Il faut enfin faire la différence entre ce qui relève des normes juridiques et ce qui
relève en propre du médecin. Les textes fixeront les bornes au-delà desquelles les recherches
et les pratiques médicales mettraient en cause la dignité de l'individu. Mais il appartiendra
toujours aux médecins, en accord avec les patients, de prendre leurs responsabilités dans des
situations que la loi n'aura pu prévoir.
Nous ne devons pas figer par le droit l'évolution des techniques. Il appartient aux
médecins de prendre leurs responsabilités à chaque fois qu'une question nouvelle se pose à
eux. Il en va ainsi du choix des traitements et des technologies à mettre en oeuvre, à
l'intérieur du cadre général prévu par le législateur, dans le respect des références médicales
reconnues, le cas échéant, par la profession, éclairées par les réflexions des comités d'éthique.

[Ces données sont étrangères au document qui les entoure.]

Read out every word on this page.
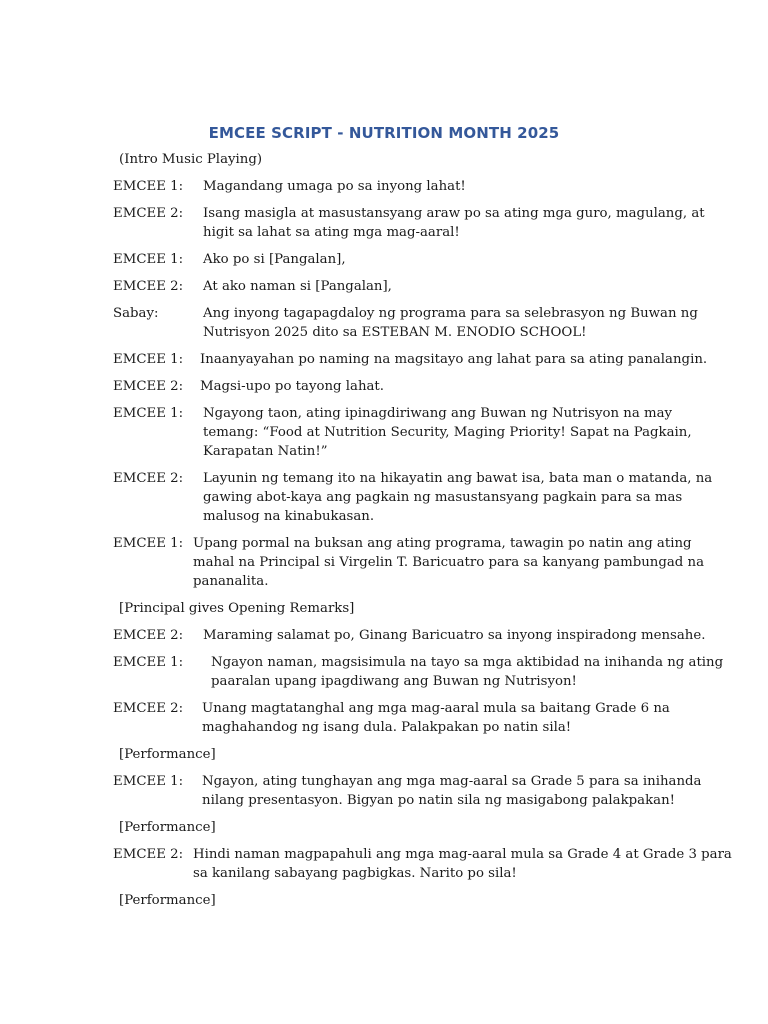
EMCEE SCRIPT - NUTRITION MONTH 2025
(Intro Music Playing)
EMCEE 1: Magandang umaga po sa inyong lahat!
EMCEE 2: Isang masigla at masustansyang araw po sa ating mga guro, magulang, at
higit sa lahat sa ating mga mag-aaral!
EMCEE 1: Ako po si [Pangalan],
EMCEE 2: At ako naman si [Pangalan],
Sabay:	Ang inyong tagapagdaloy ng programa para sa selebrasyon ng Buwan ng
Nutrisyon 2025 dito sa ESTEBAN M. ENODIO SCHOOL!
EMCEE 1: Inaanyayahan po naming na magsitayo ang lahat para sa ating panalangin.
EMCEE 2: Magsi-upo po tayong lahat.
EMCEE 1: Ngayong taon, ating ipinagdiriwang ang Buwan ng Nutrisyon na may
temang: “Food at Nutrition Security, Maging Priority! Sapat na Pagkain,
Karapatan Natin!”
EMCEE 2: Layunin ng temang ito na hikayatin ang bawat isa, bata man o matanda, na
gawing abot-kaya ang pagkain ng masustansyang pagkain para sa mas
malusog na kinabukasan.
EMCEE 1: Upang pormal na buksan ang ating programa, tawagin po natin ang ating
mahal na Principal si Virgelin T. Baricuatro para sa kanyang pambungad na
pananalita.
[Principal gives Opening Remarks]
EMCEE 2: Maraming salamat po, Ginang Baricuatro sa inyong inspiradong mensahe.
EMCEE 1: Ngayon naman, magsisimula na tayo sa mga aktibidad na inihanda ng ating
paaralan upang ipagdiwang ang Buwan ng Nutrisyon!
EMCEE 2: Unang magtatanghal ang mga mag-aaral mula sa baitang Grade 6 na
maghahandog ng isang dula. Palakpakan po natin sila!
[Performance]
EMCEE 1: Ngayon, ating tunghayan ang mga mag-aaral sa Grade 5 para sa inihanda
nilang presentasyon. Bigyan po natin sila ng masigabong palakpakan!
[Performance]
EMCEE 2: Hindi naman magpapahuli ang mga mag-aaral mula sa Grade 4 at Grade 3 para
sa kanilang sabayang pagbigkas. Narito po sila!
[Performance]
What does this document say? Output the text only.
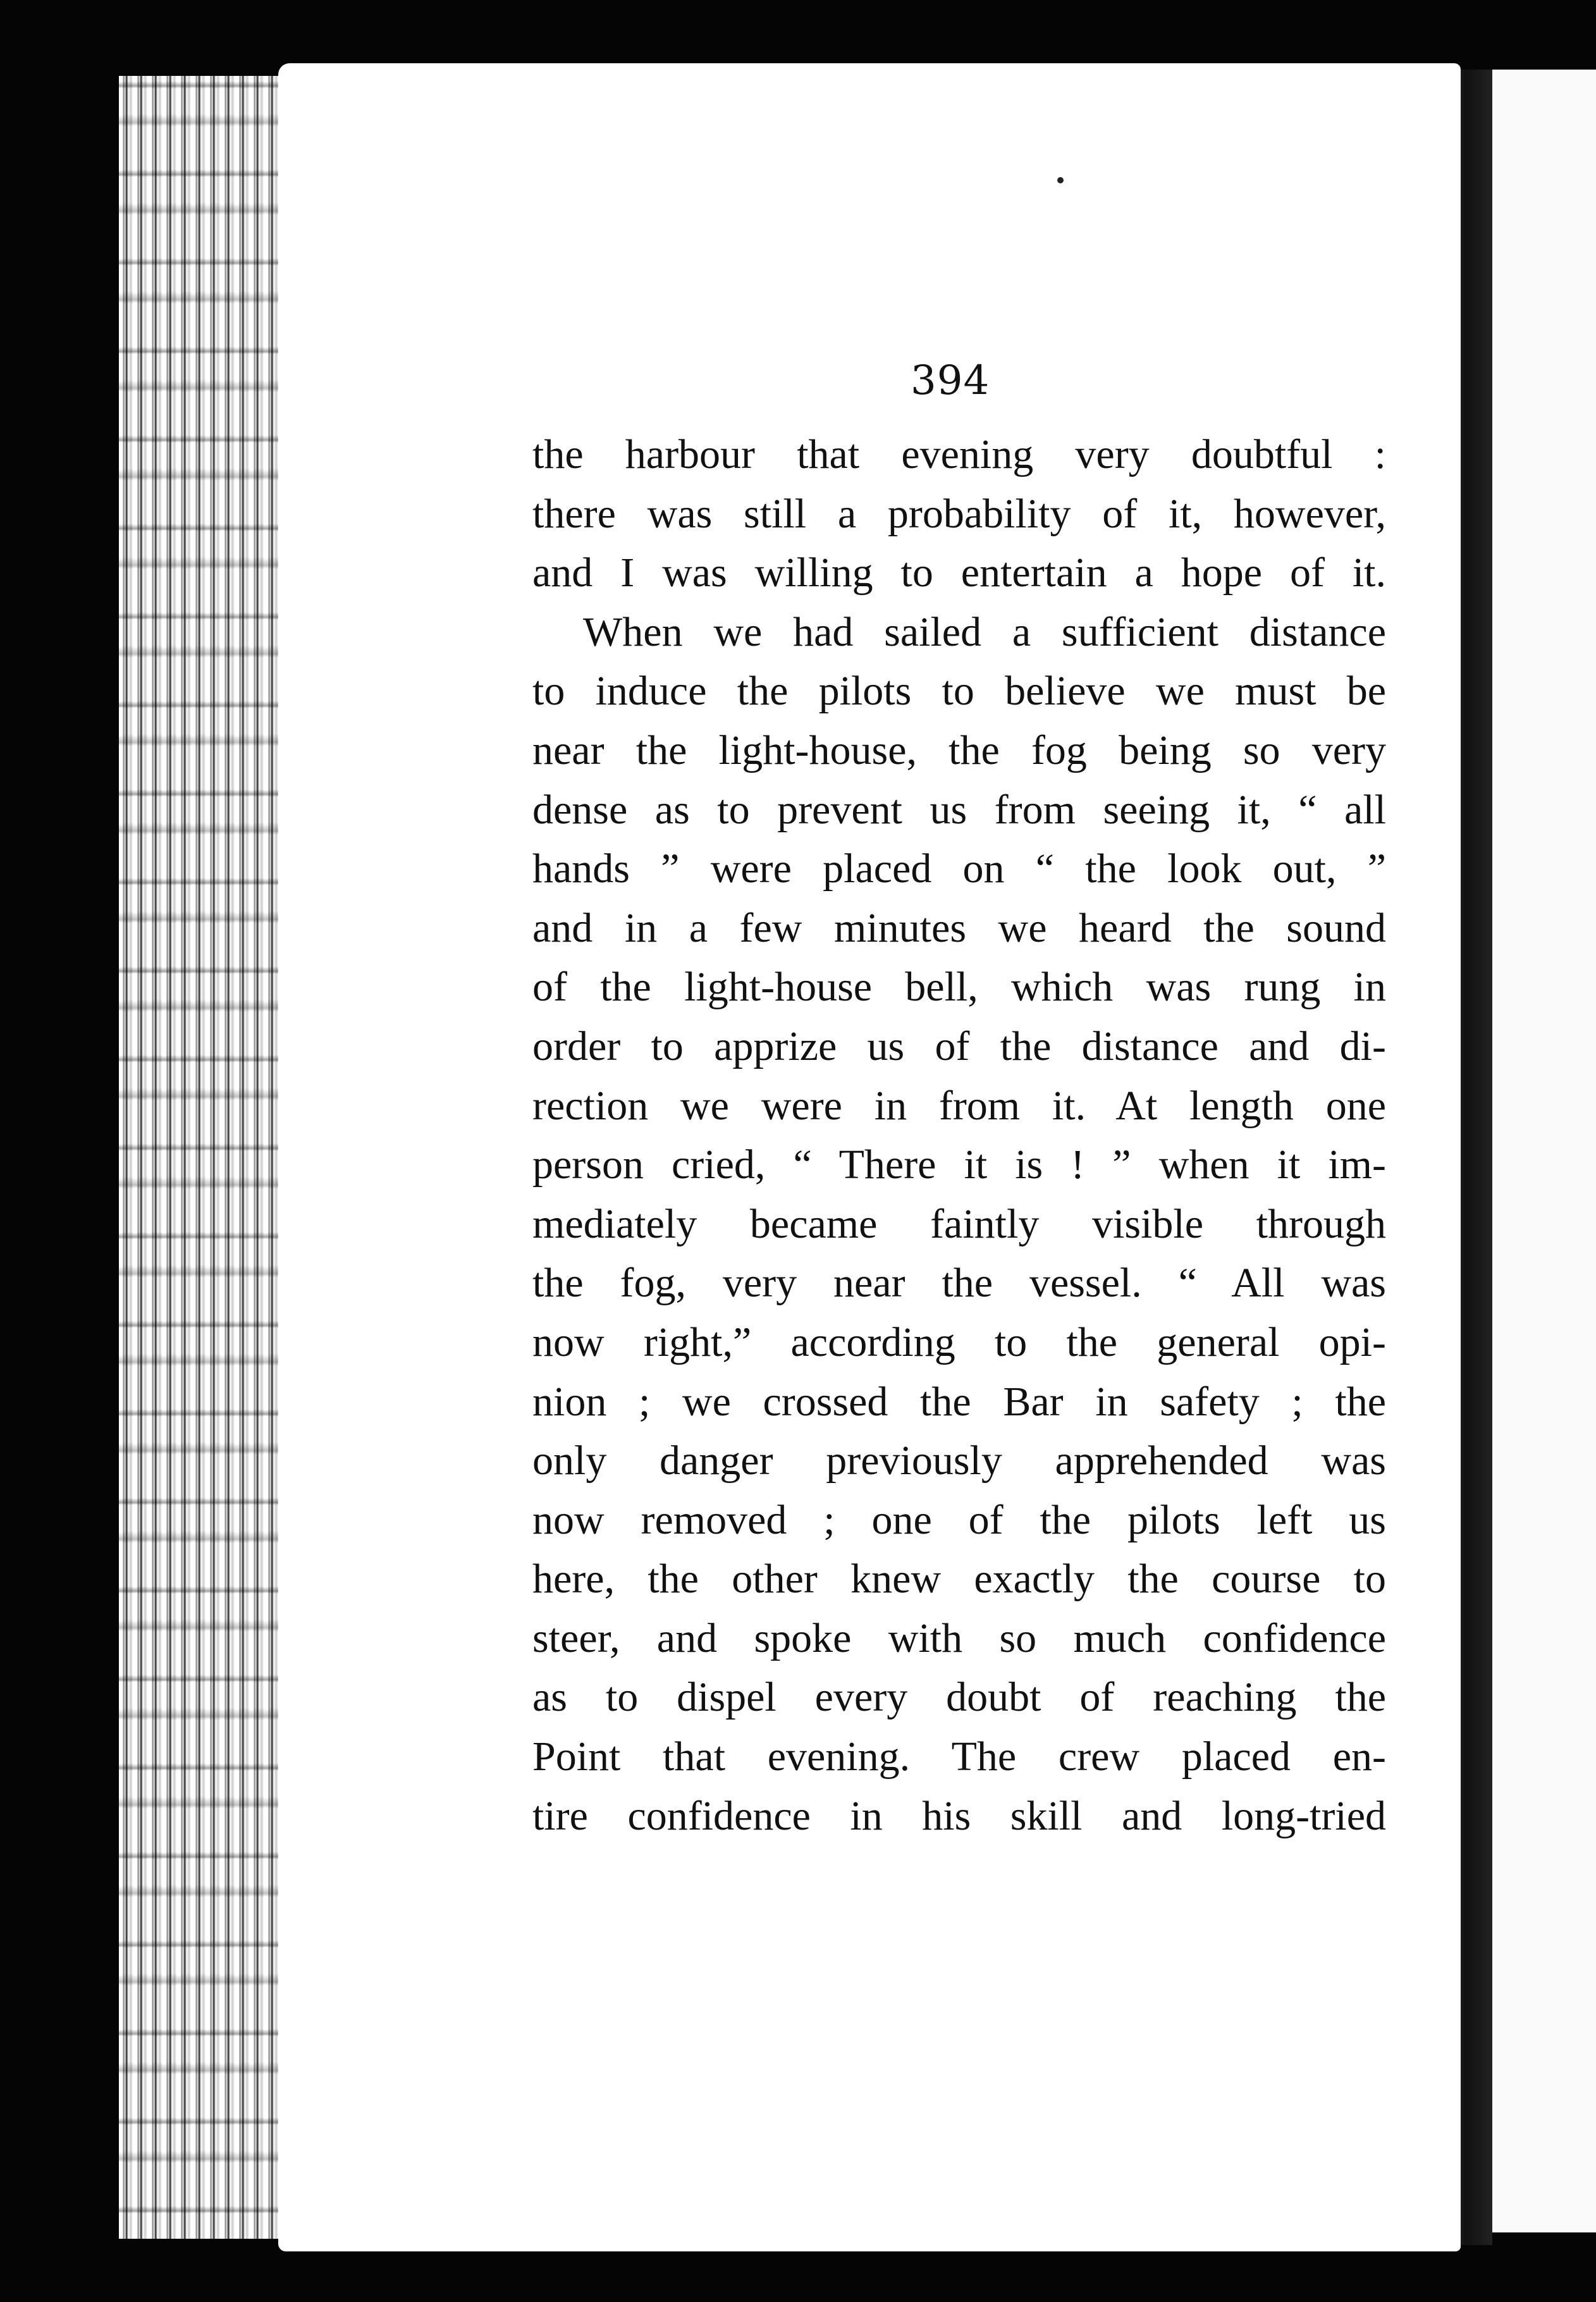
394
the harbour that evening very doubtful :
there was still a probability of it, however,
and I was willing to entertain a hope of it.
When we had sailed a sufficient distance
to induce the pilots to believe we must be
near the light-house, the fog being so very
dense as to prevent us from seeing it, “ all
hands ” were placed on “ the look out, ”
and in a few minutes we heard the sound
of the light-house bell, which was rung in
order to apprize us of the distance and di-
rection we were in from it. At length one
person cried, “ There it is ! ” when it im-
mediately became faintly visible through
the fog, very near the vessel. “ All was
now right,” according to the general opi-
nion ; we crossed the Bar in safety ; the
only danger previously apprehended was
now removed ; one of the pilots left us
here, the other knew exactly the course to
steer, and spoke with so much confidence
as to dispel every doubt of reaching the
Point that evening. The crew placed en-
tire confidence in his skill and long-tried
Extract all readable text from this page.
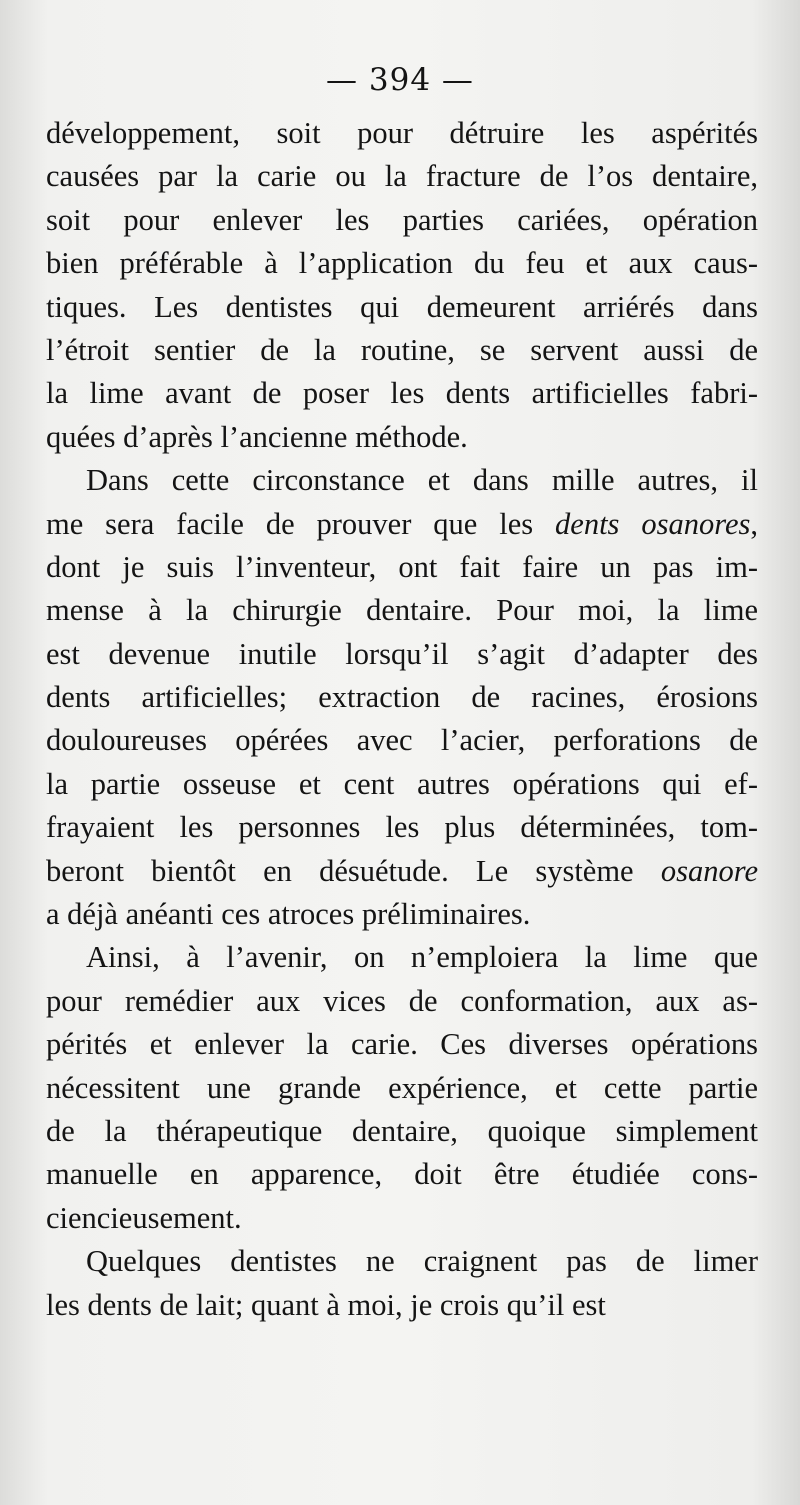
— 394 —
développement, soit pour détruire les aspérités
causées par la carie ou la fracture de l’os dentaire,
soit pour enlever les parties cariées, opération
bien préférable à l’application du feu et aux caus-
tiques. Les dentistes qui demeurent arriérés dans
l’étroit sentier de la routine, se servent aussi de
la lime avant de poser les dents artificielles fabri-
quées d’après l’ancienne méthode.
Dans cette circonstance et dans mille autres, il
me sera facile de prouver que les dents osanores,
dont je suis l’inventeur, ont fait faire un pas im-
mense à la chirurgie dentaire. Pour moi, la lime
est devenue inutile lorsqu’il s’agit d’adapter des
dents artificielles; extraction de racines, érosions
douloureuses opérées avec l’acier, perforations de
la partie osseuse et cent autres opérations qui ef-
frayaient les personnes les plus déterminées, tom-
beront bientôt en désuétude. Le système osanore
a déjà anéanti ces atroces préliminaires.
Ainsi, à l’avenir, on n’emploiera la lime que
pour remédier aux vices de conformation, aux as-
pérités et enlever la carie. Ces diverses opérations
nécessitent une grande expérience, et cette partie
de la thérapeutique dentaire, quoique simplement
manuelle en apparence, doit être étudiée cons-
ciencieusement.
Quelques dentistes ne craignent pas de limer
les dents de lait; quant à moi, je crois qu’il est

J'ajouterai qu'un acte reconnu licite par le Parlement et régi par un texte n'est pas
nécessairement justifié sur le plan médical et qu'il peut même choquer certaines convictions.
C'est parfois le cas en matière d'assistance médicale à la procréation. C'est pourquoi il
importe que rien ne soit imposé et que la liberté de conscience de chacun soit toujours
préservée.
Au-delà des normes juridiques, les autorités de santé publique, par l'impulsion qu'elles
donnent à la recherche, par le contrôle qu'elles exercent sur les établissements de soins, par
l'organisation efficace de la vigilance en matière de sécurité sanitaire, se doivent-elles aussi de
veiller au respect des règles éthiques. On n'a pas tout fait quand on a légiféré!
J'ai conscience, Monsieur le Directeur général, de m'être un peu écartée du thème
retenu par la deuxième session du Comité. Mais je tenais, avant de saluer la qualité de
travaux, à m'exprimer de façon plus générale sur des questions qui ont donné lieu en France à
un grand débat national, marqué tout à la fois par l'intensité des convictions qui se sont
exprimées, la très grande qualité des échanges, empreints d'humanisme et d'esprit de tolérance
et, finalement, si vous me permettez de le dire devant vous, par la sagesse des solutions qui
ont été retenues par nos Assemblées.